Múnich (Alemania), 16 feb.- El presidente ucraniano, Petró Poroshenko, instó a la comunidad internacional a no dar “ninguna oportunidad” a la Rusia del presidente Vladímir Putin y mantener las sanciones económicas a Moscú.

Poroshenko hizo estas declaraciones en su intervención en la Conferencia de Seguridad de Múnich (MSC), un foro clave sobre política internacional que se celebra hasta el domingo y en el que la crisis ucraniana, con los episodios de Crimea y el Donbas, lleva años siendo protagonista.

“Ucrania es un campo de batalla clave para la seguridad y los valores de Europa”, afirmó el presidente ucraniano que, tras sacar una bandera europea en medio de su discurso, pidió a la audiencia: “Mantened la puerta abierta para Ucrania. Sea la UE o sea la OTAN”.

Poroshenko pidió a sus aliados occidentales que sean firmes defendiendo su valores, que defiendan “la verdad” frente a la propaganda y las mentiras del Kremlin, que se olviden de cualquier “ilusión” sobre los intereses de Moscú y que no se dejen llevar por las voces que piden tratar de “entender” a Rusia.

A su juicio, hay que “mantener las sanciones económicas” impuestas a raíz de la anexión rusa de la península de Crimea porque “están funcionando” y hay que “reforzar la capacidad de resistencia de Ucrania”, que realiza un gran esfuerzo económico por el conflicto y por las reformas estructurales que está implementando.

A juicio de Poroshenko, Rusia tiene ambiciones imperialistas y su “guerra híbrida”, en relación al empleo combinado de tácticas militares, propagandísticas y de desinformación, se está haciendo global.

Además pidió a Putin que implemente la parte rusa del Acuerdo de Minsk, el pacto que firmaron en 2015 Kiev y Moscú con la mediación de París y Berlín, aunque consideró que el presidente ruso no pretende pacificar el Donbas, sino “congelar” el conflicto y manejarlo desde la distancia.

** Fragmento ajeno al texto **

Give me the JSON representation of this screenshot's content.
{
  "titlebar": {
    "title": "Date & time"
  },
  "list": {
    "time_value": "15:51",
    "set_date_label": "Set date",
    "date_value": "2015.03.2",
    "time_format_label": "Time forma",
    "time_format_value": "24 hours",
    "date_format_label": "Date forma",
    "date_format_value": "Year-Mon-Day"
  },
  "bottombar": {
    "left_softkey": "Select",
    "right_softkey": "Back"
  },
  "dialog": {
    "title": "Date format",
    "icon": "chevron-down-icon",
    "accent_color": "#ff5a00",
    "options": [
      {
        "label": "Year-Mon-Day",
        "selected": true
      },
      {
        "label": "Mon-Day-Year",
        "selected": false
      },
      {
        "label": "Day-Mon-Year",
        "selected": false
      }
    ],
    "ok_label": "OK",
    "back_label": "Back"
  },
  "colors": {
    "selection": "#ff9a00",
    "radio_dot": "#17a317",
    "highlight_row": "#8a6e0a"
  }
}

La agenda de la MSC está cargada de temas como Ucrania, Siria, Yemen y Corea del Norte y entre los participantes destacan el secretario de Defensa de EE.UU, James Mattis, el ministro ruso de Exteriores, Serguéi Lavrov, el primer ministro israelí, Benjamín Netanyahu, el secretario general de la OTAN, Jens Stoltenberg, y la primera ministra británica, Theresa May.